Tuesday, January 13, 2009

By Its Cover: Modern American Book Cover Design.


Images from By Its Cover: Modern American Book Cover Design. By Ned Drew, Paul Sternberger, Paul Spencer Sternberger. Princeton Architectural Press, 2005. 192pp., illustrations, 10.9 x 8.5".

One of the things our family love doing is finding books at the library with book covers that are new to us. When the title is well-known or previously read, the joy is even greater when a copy with a different cover (often of an earlier "vintage") is found. The library is full with covers that are absolutely brilliant, but would probably not be seen as "sell-able" in a mainstream bookstore. The inspiration is endless!

I guess it's therefore not really a surprise that this is a title I'm going to be excited about.

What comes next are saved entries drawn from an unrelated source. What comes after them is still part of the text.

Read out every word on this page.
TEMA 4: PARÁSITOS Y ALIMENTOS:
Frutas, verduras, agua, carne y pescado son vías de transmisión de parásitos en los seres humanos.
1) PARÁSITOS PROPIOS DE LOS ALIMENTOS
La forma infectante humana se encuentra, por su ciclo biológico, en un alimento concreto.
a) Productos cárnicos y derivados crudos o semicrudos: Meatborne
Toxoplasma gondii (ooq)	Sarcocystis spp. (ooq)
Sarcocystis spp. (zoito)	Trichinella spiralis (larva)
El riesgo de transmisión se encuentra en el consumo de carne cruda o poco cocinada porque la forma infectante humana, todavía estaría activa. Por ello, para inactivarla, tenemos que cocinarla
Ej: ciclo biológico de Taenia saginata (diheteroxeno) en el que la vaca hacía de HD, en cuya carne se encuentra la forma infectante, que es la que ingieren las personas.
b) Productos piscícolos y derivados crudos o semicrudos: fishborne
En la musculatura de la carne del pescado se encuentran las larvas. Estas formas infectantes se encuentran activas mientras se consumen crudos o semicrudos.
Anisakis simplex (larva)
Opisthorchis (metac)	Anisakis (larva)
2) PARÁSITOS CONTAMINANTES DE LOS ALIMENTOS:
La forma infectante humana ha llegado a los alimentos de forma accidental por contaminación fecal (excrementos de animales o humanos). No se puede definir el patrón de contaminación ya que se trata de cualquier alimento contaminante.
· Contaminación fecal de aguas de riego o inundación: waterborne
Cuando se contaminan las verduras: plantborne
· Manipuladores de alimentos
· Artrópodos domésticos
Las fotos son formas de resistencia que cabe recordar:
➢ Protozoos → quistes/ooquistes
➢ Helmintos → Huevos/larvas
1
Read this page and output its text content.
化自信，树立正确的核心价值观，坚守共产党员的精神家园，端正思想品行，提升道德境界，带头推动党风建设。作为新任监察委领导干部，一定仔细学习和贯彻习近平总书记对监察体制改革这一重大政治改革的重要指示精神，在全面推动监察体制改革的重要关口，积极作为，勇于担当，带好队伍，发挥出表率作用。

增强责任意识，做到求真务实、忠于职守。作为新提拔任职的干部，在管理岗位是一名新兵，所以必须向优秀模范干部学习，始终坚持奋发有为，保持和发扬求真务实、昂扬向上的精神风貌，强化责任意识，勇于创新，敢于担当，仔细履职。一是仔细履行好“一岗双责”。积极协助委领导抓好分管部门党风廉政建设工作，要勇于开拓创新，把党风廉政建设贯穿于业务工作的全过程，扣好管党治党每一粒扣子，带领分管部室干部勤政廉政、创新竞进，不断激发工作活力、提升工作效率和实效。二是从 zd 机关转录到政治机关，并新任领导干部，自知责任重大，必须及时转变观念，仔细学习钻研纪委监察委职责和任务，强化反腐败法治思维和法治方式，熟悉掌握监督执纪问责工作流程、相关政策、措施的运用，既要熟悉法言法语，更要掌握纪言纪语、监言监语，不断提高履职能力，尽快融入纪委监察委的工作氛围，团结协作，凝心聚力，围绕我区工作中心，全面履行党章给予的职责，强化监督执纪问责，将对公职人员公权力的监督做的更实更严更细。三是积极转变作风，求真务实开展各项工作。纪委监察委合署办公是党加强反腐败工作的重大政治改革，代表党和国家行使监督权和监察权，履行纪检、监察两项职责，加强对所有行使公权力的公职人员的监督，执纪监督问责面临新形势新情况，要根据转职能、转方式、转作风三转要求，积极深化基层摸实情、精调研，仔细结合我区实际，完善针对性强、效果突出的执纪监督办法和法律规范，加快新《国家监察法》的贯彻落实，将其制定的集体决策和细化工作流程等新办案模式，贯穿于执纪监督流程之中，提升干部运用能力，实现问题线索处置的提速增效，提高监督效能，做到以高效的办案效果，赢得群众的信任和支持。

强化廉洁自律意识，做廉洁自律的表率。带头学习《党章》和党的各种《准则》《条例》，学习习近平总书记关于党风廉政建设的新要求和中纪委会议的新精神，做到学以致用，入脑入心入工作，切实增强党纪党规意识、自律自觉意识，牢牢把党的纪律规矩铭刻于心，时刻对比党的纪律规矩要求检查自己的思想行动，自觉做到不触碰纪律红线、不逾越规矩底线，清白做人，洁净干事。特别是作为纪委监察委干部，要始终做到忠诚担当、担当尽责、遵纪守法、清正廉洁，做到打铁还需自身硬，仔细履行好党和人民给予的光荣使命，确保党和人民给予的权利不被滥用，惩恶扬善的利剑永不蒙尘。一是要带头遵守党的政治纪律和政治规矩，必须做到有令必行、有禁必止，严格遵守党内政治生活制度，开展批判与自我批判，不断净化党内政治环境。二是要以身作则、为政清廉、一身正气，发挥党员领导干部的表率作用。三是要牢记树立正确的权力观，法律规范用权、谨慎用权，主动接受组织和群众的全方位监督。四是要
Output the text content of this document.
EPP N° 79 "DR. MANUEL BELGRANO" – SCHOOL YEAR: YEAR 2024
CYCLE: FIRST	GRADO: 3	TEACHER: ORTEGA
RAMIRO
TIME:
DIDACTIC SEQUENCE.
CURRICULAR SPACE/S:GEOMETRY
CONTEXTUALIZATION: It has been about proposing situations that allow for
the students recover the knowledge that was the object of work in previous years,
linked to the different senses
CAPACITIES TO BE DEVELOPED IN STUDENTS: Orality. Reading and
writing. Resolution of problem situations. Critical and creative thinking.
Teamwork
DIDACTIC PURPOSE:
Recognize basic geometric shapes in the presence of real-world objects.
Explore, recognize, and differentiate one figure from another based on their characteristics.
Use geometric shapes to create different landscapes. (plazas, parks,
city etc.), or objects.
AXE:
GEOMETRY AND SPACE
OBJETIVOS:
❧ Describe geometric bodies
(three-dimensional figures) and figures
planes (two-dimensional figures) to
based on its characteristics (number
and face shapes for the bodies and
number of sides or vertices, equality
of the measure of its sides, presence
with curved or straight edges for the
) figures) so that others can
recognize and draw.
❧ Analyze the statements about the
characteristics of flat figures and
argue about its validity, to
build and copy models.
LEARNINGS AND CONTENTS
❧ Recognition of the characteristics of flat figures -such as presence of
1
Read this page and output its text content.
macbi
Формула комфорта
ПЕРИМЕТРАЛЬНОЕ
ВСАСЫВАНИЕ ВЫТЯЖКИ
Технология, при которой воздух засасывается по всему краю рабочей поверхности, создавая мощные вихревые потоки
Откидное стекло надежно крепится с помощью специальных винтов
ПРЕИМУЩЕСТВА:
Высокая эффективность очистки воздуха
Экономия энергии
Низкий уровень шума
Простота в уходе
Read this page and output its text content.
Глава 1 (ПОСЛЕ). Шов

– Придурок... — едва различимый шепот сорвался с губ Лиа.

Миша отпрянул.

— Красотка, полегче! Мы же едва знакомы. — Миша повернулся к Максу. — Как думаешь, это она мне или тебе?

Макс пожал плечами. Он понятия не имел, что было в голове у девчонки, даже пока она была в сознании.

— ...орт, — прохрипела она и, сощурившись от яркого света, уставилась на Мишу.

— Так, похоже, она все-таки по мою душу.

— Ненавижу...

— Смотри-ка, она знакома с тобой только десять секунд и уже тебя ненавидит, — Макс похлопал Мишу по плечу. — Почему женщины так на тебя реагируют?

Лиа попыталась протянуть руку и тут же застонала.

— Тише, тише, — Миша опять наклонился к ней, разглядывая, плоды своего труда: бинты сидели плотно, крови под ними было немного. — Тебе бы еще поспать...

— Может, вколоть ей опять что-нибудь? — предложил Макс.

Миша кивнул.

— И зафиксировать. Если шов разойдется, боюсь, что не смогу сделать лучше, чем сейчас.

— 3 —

Images from By Its Cover: Modern American Book Cover Design. By Ned Drew, Paul Sternberger, Paul Spencer Sternberger. Princeton Architectural Press, 2005. 192pp., illustrations, 10.9 x 8.5".

By Its Cover: Modern American Book Cover Design "traces the story of the American book cover from its inception as a means of utilitarian protection for the book to its current status as an elaborately produced form of communication art" and it's (what I see as) the mid-period - where a book cover showed the "intertwined story of American graphic design and American literature" rather than being a mere protective layer or mainly a tool to sell, which it so often is today - that I so love.

Without actually laying my hand on a copy I can't say if it's fulfilling its' promises, but I think it's a seemingly thorough look at a subject that there's strangely little books on.

By Its Cover: Modern American Book Cover Design "features the work of such legendary figures as Rockwell Kent, E. McKnight Kauffer, Paul Rand, Alvin Lustig, Rudy deHarak, and Roy Kuhlman along with more recent and contemporary innovators including Push Pin Studios, Chermayeff-Geismar, Karen Goldberg, Chip Kidd, and John Gall".